CHP veya onun şimdiki lideri Özgür Özel bu kararlar alındığında da böylesi bir sivil itaatsizlik tepkisi vermiş miydi yoksa onları savunmuş muydu bahsine girmeye gerek yok.
Bir gözlemcinin tespitiyle, CHP’nin öteden beri neyin adil olduğuna karar verirken “alırken mi satarken mi?” tutumu sergilemesinden, seçici özgürlükçülüğünden ve sadece kendine dokunduğunda “hukuki duyarlılık” geliştirmesinin yıllar içinde oluşturduğu güven kaybından dolayı “Adalet Yürüyüşü” örneğinde bu türden “hukuka ve adalete çağıran” eylemlerinin fazlaca etkisi olmuyor.
MHP’ye gelince, onun da Atalay kararının içeriğinden rahatsızlık duyduğu net biçimde görülüyor. Ancak burada görülmesi gereken gerçek, hukukun böyle işlemediği. Atalay Davası açısından ifade etmek gerekirse, Gezi’ye ve onun o Türkiye’ye verdiği zarara karşı çıkmak, gezicileri ahlaki bakımdan mahkûm etmek, hukuki bakımdan da aynı rahatlığa sahip olduğumuz anlamına gelmiyor.

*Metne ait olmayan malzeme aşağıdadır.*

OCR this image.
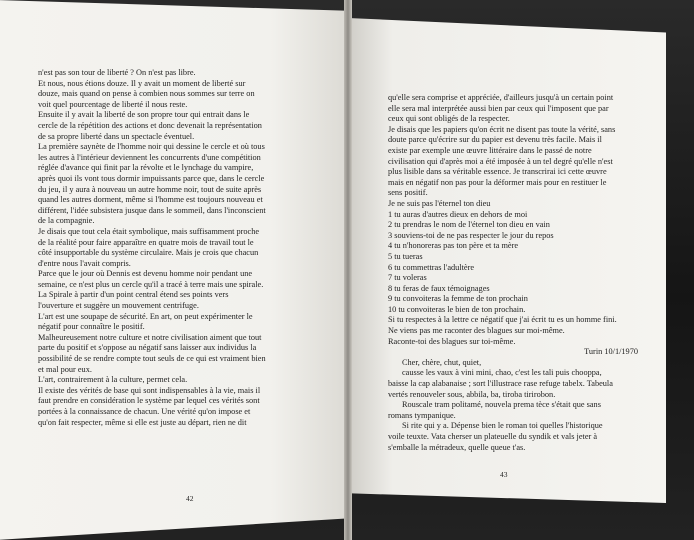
n'est pas son tour de liberté ? On n'est pas libre.

Et nous, nous étions douze. Il y avait un moment de liberté sur

douze, mais quand on pense à combien nous sommes sur terre on

voit quel pourcentage de liberté il nous reste.

Ensuite il y avait la liberté de son propre tour qui entrait dans le

cercle de la répétition des actions et donc devenait la représentation

de sa propre liberté dans un spectacle éventuel.

La première saynète de l'homme noir qui dessine le cercle et où tous

les autres à l'intérieur deviennent les concurrents d'une compétition

réglée d'avance qui finit par la révolte et le lynchage du vampire,

après quoi ils vont tous dormir impuissants parce que, dans le cercle

du jeu, il y aura à nouveau un autre homme noir, tout de suite après

quand les autres dorment, même si l'homme est toujours nouveau et

différent, l'idée subsistera jusque dans le sommeil, dans l'inconscient

de la compagnie.

Je disais que tout cela était symbolique, mais suffisamment proche

de la réalité pour faire apparaître en quatre mois de travail tout le

côté insupportable du système circulaire. Mais je crois que chacun

d'entre nous l'avait compris.

Parce que le jour où Dennis est devenu homme noir pendant une

semaine, ce n'est plus un cercle qu'il a tracé à terre mais une spirale.

La Spirale à partir d'un point central étend ses points vers

l'ouverture et suggère un mouvement centrifuge.

L'art est une soupape de sécurité. En art, on peut expérimenter le

négatif pour connaître le positif.

Malheureusement notre culture et notre civilisation aiment que tout

parte du positif et s'oppose au négatif sans laisser aux individus la

possibilité de se rendre compte tout seuls de ce qui est vraiment bien

et mal pour eux.

L'art, contrairement à la culture, permet cela.

Il existe des vérités de base qui sont indispensables à la vie, mais il

faut prendre en considération le système par lequel ces vérités sont

portées à la connaissance de chacun. Une vérité qu'on impose et

qu'on fait respecter, même si elle est juste au départ, rien ne dit

42

qu'elle sera comprise et appréciée, d'ailleurs jusqu'à un certain point

elle sera mal interprétée aussi bien par ceux qui l'imposent que par

ceux qui sont obligés de la respecter.

Je disais que les papiers qu'on écrit ne disent pas toute la vérité, sans

doute parce qu'écrire sur du papier est devenu très facile. Mais il

existe par exemple une œuvre littéraire dans le passé de notre

civilisation qui d'après moi a été imposée à un tel degré qu'elle n'est

plus lisible dans sa véritable essence. Je transcrirai ici cette œuvre

mais en négatif non pas pour la déformer mais pour en restituer le

sens positif.

Je ne suis pas l'éternel ton dieu

1 tu auras d'autres dieux en dehors de moi

2 tu prendras le nom de l'éternel ton dieu en vain

3 souviens-toi de ne pas respecter le jour du repos

4 tu n'honoreras pas ton père et ta mère

5 tu tueras

6 tu commettras l'adultère

7 tu voleras

8 tu feras de faux témoignages

9 tu convoiteras la femme de ton prochain

10 tu convoiteras le bien de ton prochain.

Si tu respectes à la lettre ce négatif que j'ai écrit tu es un homme fini.

Ne viens pas me raconter des blagues sur moi-même.

Raconte-toi des blagues sur toi-même.

Turin 10/1/1970

Cher, chère, chut, quiet,

causse les vaux à vini mini, chao, c'est les tali puis chooppa,

baisse la cap alabanaise ; sort l'illustrace rase refuge tabelx. Tabeula

vertés renouveler sous, abbila, ba, tiroba tirirobon.

Rouscale tram politamé, nouvela prema tèce s'était que sans

romans tympanique.

Si rite qui y a. Dépense bien le roman toi quelles l'historique

voile teuxte. Vata cherser un plateuelle du syndik et vals jeter à

s'emballe la métradeux, quelle queue t'as.

43
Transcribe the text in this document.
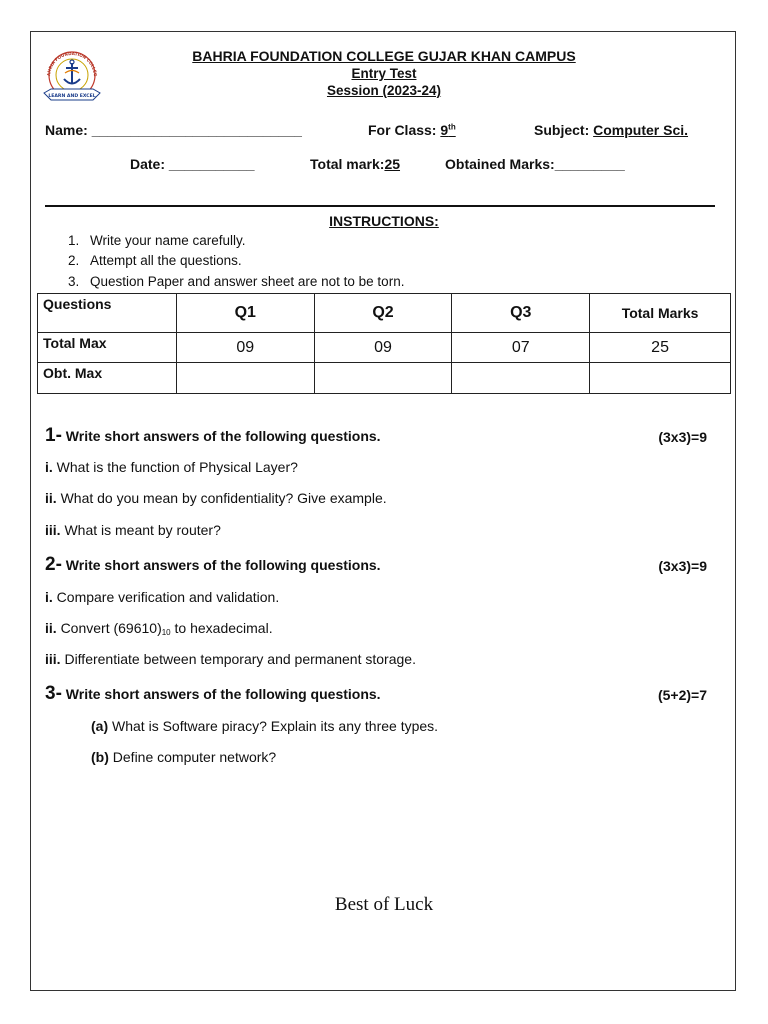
AHRIA FOUNDATION COLLEG
LEARN AND EXCEL
BAHRIA FOUNDATION COLLEGE GUJAR KHAN CAMPUS
Entry Test
Session (2023-24)
Name: ___________________________	For Class: 9th	Subject: Computer Sci.
Date: ___________	Total mark:25	Obtained Marks:_________
INSTRUCTIONS:
1. Write your name carefully.
2. Attempt all the questions.
3. Question Paper and answer sheet are not to be torn.
Questions	Q1	Q2	Q3	Total Marks
Total Max	09	09	07	25
Obt. Max				
1- Write short answers of the following questions.	(3x3)=9
i. What is the function of Physical Layer?
ii. What do you mean by confidentiality? Give example.
iii. What is meant by router?
2- Write short answers of the following questions.	(3x3)=9
i. Compare verification and validation.
ii. Convert $(69610)_{10}$ to hexadecimal.
iii. Differentiate between temporary and permanent storage.
3- Write short answers of the following questions.	(5+2)=7
(a) What is Software piracy? Explain its any three types.
(b) Define computer network?
Best of Luck
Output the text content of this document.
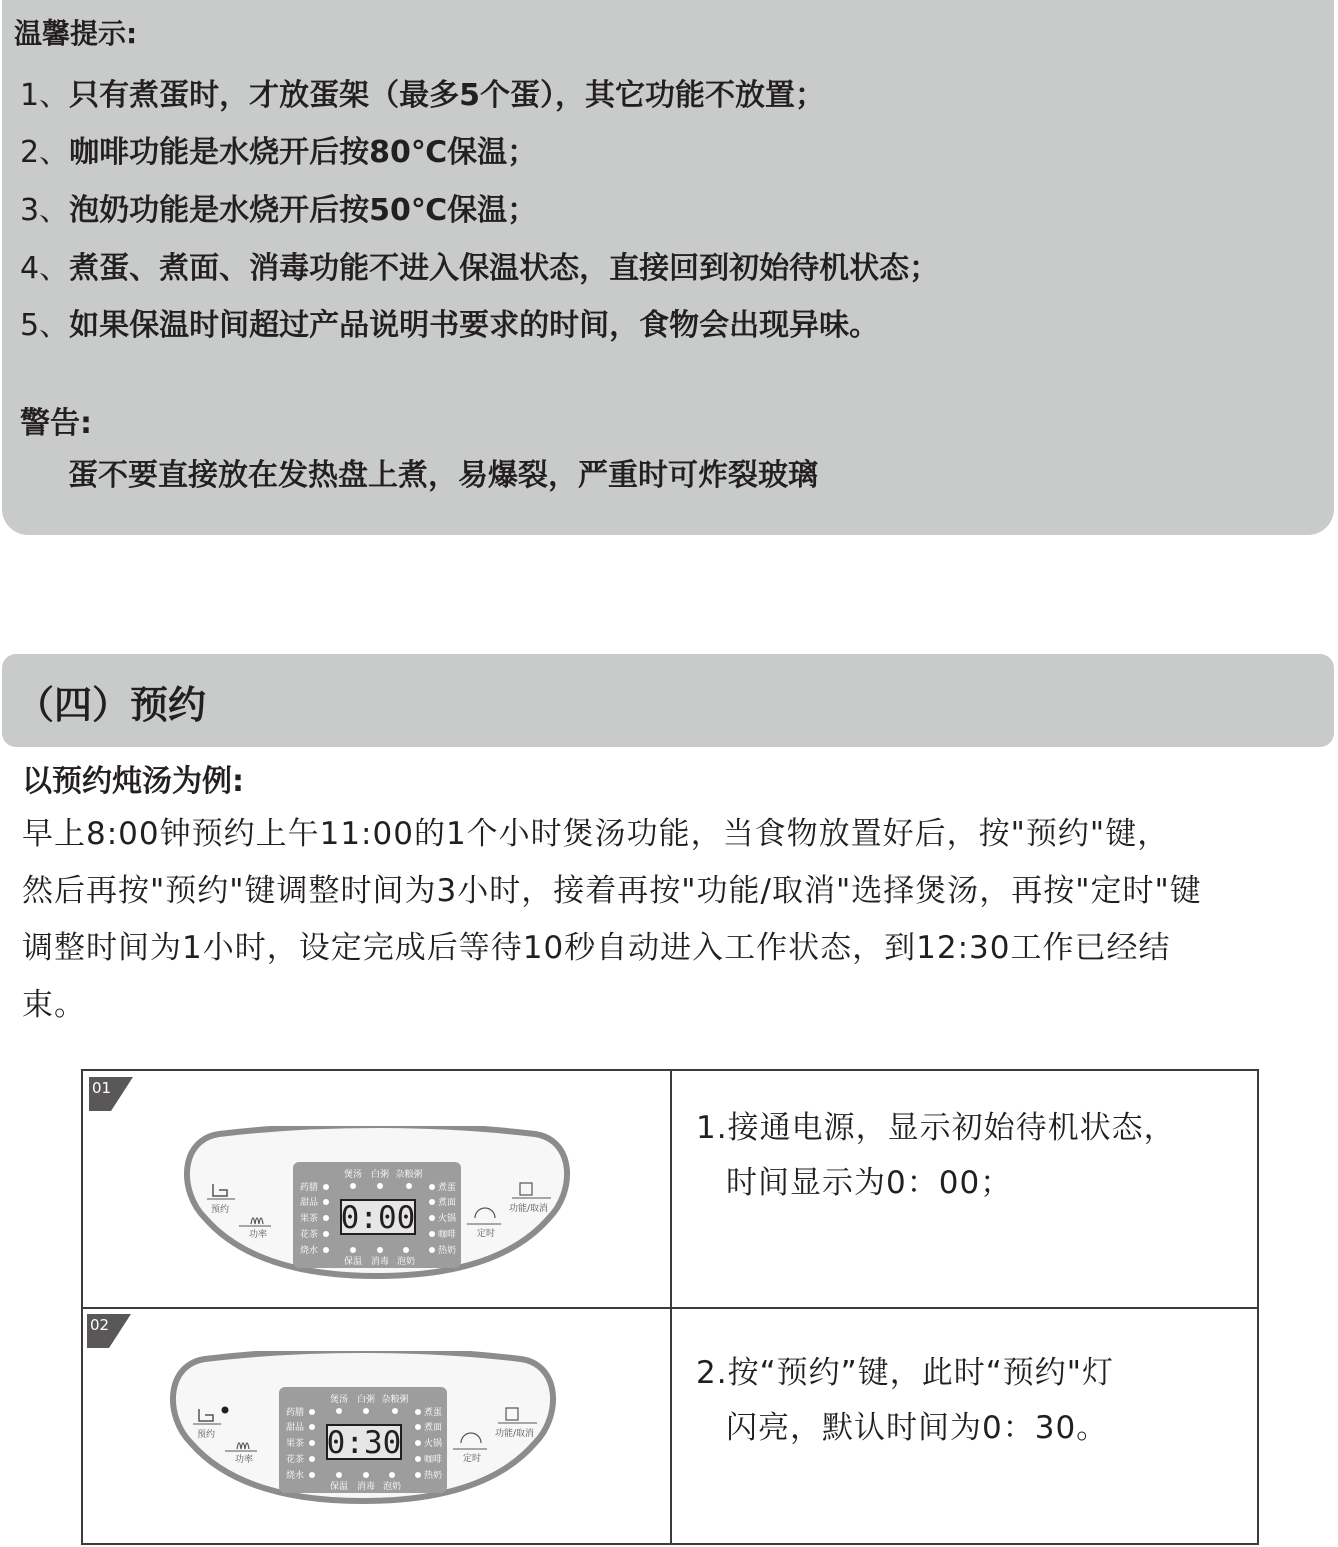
温馨提示:
1、只有煮蛋时，才放蛋架（最多5个蛋），其它功能不放置；
2、咖啡功能是水烧开后按80℃保温；
3、泡奶功能是水烧开后按50℃保温；
4、煮蛋、煮面、消毒功能不进入保温状态，直接回到初始待机状态；
5、如果保温时间超过产品说明书要求的时间，食物会出现异味。
警告:
蛋不要直接放在发热盘上煮，易爆裂，严重时可炸裂玻璃
（四）预约
以预约炖汤为例:
早上8:00钟预约上午11:00的1个小时煲汤功能，当食物放置好后，按"预约"键，
然后再按"预约"键调整时间为3小时，接着再按"功能/取消"选择煲汤，再按"定时"键
调整时间为1小时，设定完成后等待10秒自动进入工作状态，到12:30工作已经结
束。
01
0:00
煲汤 白粥 杂粮粥
药膳
甜品
果茶
花茶
烧水
煮蛋
煮面
火锅
咖啡
热奶
保温 消毒 泡奶
预约
功率	定时
功能/取消
1.接通电源，显示初始待机状态，
时间显示为0：00；
02
0:30
煲汤 白粥 杂粮粥
药膳
甜品
果茶
花茶
烧水
煮蛋
煮面
火锅
咖啡
热奶
保温 消毒 泡奶
预约
功率	定时
功能/取消
2.按“预约”键，此时“预约"灯
闪亮，默认时间为0：30。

MHP liderinin, hukuki duruşu ve kararlarıyla saygıyı hak eden AYM Başkanıyla ilgili sözleri ise kendi grup konuşmasının bütünlüğü içinde bile yadırgatıcı duruyordu.
Anayasa Mahkemesi’nin değerinin farkında olmak
Türkiye son on yılda ciddi sarsıntılarla karşı karşıya kaldı. Özellikle 17-25 Aralık operasyonlarından darbe girişimine uzayan bir dizi saldırı sonrası, OHAL sürecinde yargı erki de ciddi bir yıpranma yaşadı. Darbe girişimi sonrası normalleşme sürecinin doğru yönetilmemesi ve hakimlerin vicdanlarına uygun olmayan kararlar aldıklarından şikâyet edildiği bir süreçte, Türkiye’de yargı kurumu da zarar gördü ve bir güven kaybı yaşandı.
İşte böyle bir dönemde AYM adeta çalkantılı bir denizin içinde parlak bir deniz feneri gibi durdu. Herkesin, tüm kurumların yaşananlardan etkilendiği bir dönemde mahkeme, adalet ve demokrasi adına son umudun istinatgahı oldu. Bu hak edilmiş prestij heba edilmemeli.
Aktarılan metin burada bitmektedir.